Traditional databases will eventually wind up in RAM
In January, 2010, I posited that it might be helpful to view data as being divided into three categories:
- Human/Tabular data –i.e., human-generated data that fits well into relational tables or arrays.
- Human/Nontabular data — i.e., all other data generated by humans.
- Machine-Generated data.
I won’t now stand by every nuance in that post, which may differ slightly from those in my more recent posts about machine-generated data and poly-structured databases. But one general idea is hard to dispute:
Traditional database data — records of human transactional activity, referred to as “Human/Tabular data above” — will not grow as fast as Moore’s Law makes computer chips cheaper.

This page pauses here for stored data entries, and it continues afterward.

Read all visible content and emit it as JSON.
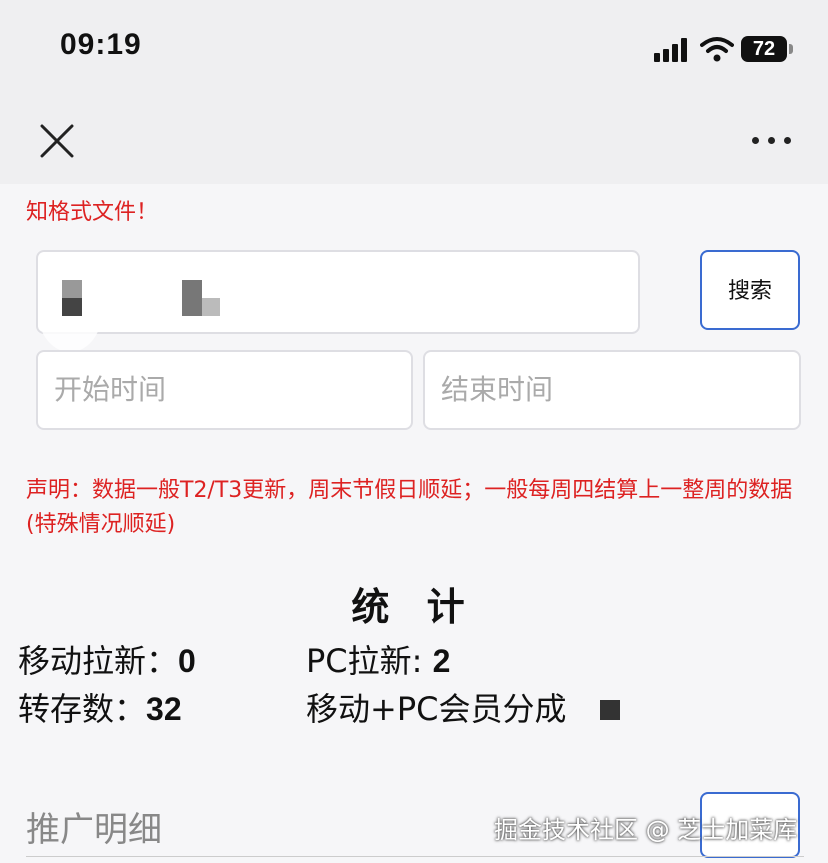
{
  "status_bar": {
    "time": "09:19",
    "battery": "72"
  },
  "page": {
    "warning_top": "知格式文件！",
    "search": {
      "button_label": "搜索"
    },
    "date_range": {
      "start_placeholder": "开始时间",
      "end_placeholder": "结束时间"
    },
    "notice": "声明：数据一般T2/T3更新，周末节假日顺延；一般每周四结算上一整周的数据(特殊情况顺延)",
    "stats": {
      "title": "统 计",
      "mobile_new_label": "移动拉新：",
      "mobile_new_value": "0",
      "pc_new_label": "PC拉新: ",
      "pc_new_value": "2",
      "saves_label": "转存数：",
      "saves_value": "32",
      "member_share_label": "移动+PC会员分成"
    },
    "detail": {
      "title": "推广明细"
    },
    "watermark": "掘金技术社区 @ 芝士加菜库"
  }
}
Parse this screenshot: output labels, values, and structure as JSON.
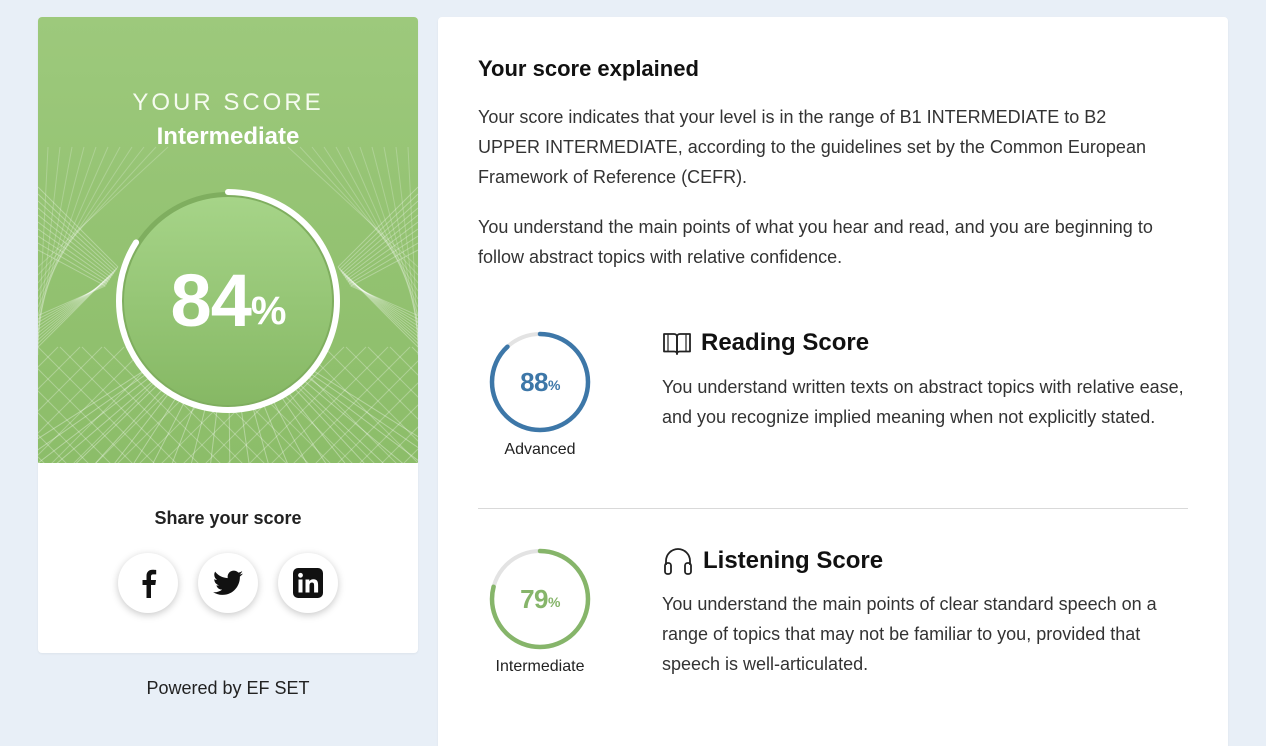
{
  "score_card": {
    "eyebrow": "YOUR SCORE",
    "level": "Intermediate",
    "score": 84,
    "score_number": "84",
    "percent_sign": "%",
    "share_title": "Share your score",
    "share_buttons": [
      "facebook-icon",
      "twitter-icon",
      "linkedin-icon"
    ],
    "powered_by": "Powered by EF SET",
    "colors": {
      "hero": "#93c271",
      "gauge_inner": "#8fc06d"
    }
  },
  "explained": {
    "title": "Your score explained",
    "paragraph_1": "Your score indicates that your level is in the range of B1 INTERMEDIATE to B2 UPPER INTERMEDIATE, according to the guidelines set by the Common European Framework of Reference (CEFR).",
    "paragraph_2": "You understand the main points of what you hear and read, and you are beginning to follow abstract topics with relative confidence."
  },
  "skills": [
    {
      "title": "Reading Score",
      "icon": "book-icon",
      "score": 88,
      "score_number": "88",
      "percent_sign": "%",
      "level": "Advanced",
      "color": "#3d77a8",
      "description": "You understand written texts on abstract topics with relative ease, and you recognize implied meaning when not explicitly stated."
    },
    {
      "title": "Listening Score",
      "icon": "headphones-icon",
      "score": 79,
      "score_number": "79",
      "percent_sign": "%",
      "level": "Intermediate",
      "color": "#86b56a",
      "description": "You understand the main points of clear standard speech on a range of topics that may not be familiar to you, provided that speech is well-articulated."
    }
  ]
}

And that point has a straightforward corollary, namely:
It will become ever more affordable to put traditional database data entirely into RAM.
Actually, there are numerous ways for OLTP, other short-request, and some analytic databases to wind up in RAM.
- SAP has some good ideas for how it could happen, banging transactions into what is essentially an in-memory analytic database. (I dispute SAP’s claims of transformational database technology leadership, but that doesn’t mean the underlying ideas aren’t good.)
- For those who can afford the associated technology disruption, memory-centric object-oriented DBMS could be appealing.
- Web scalability best practices commonly include keeping data in RAM (e.g., that’s pretty much the point of caching layer memcached).
- SaaS (Software as a Service) companies — such as Workday — often bring a particular tenant’s database entirely into RAM.
- QlikView highlights the benefits of doing business intelligence in RAM.
- SAS HPA makes the argument that even “big data analytics” should sometimes be done in RAM.
- I don’t have particularly favorable opinions at this time about marketing strategies or momentum at Oracle TimesTen, IBM solidDB, or VoltDB, but those examples at least serve to illustrate that memory-centric OLTP DBMS have existed for years.
- Actually, SAP has at least two good ideas, if you count Sybase as part of SAP.
And here’s the kicker: Intel told me last year that CPUs are headed to 46-bit address spaces around mid-decade. Indeed, they hired me to help figure out if that was enough.* That multiplies out to 64 terabytes of RAM on a single server, chip costs permitting. So most of what we now think of as operational databases — and many of the analytic ones too — will fit in-memory, even if they run very large businesses.
*And did so without putting the discussion under any kind of NDA.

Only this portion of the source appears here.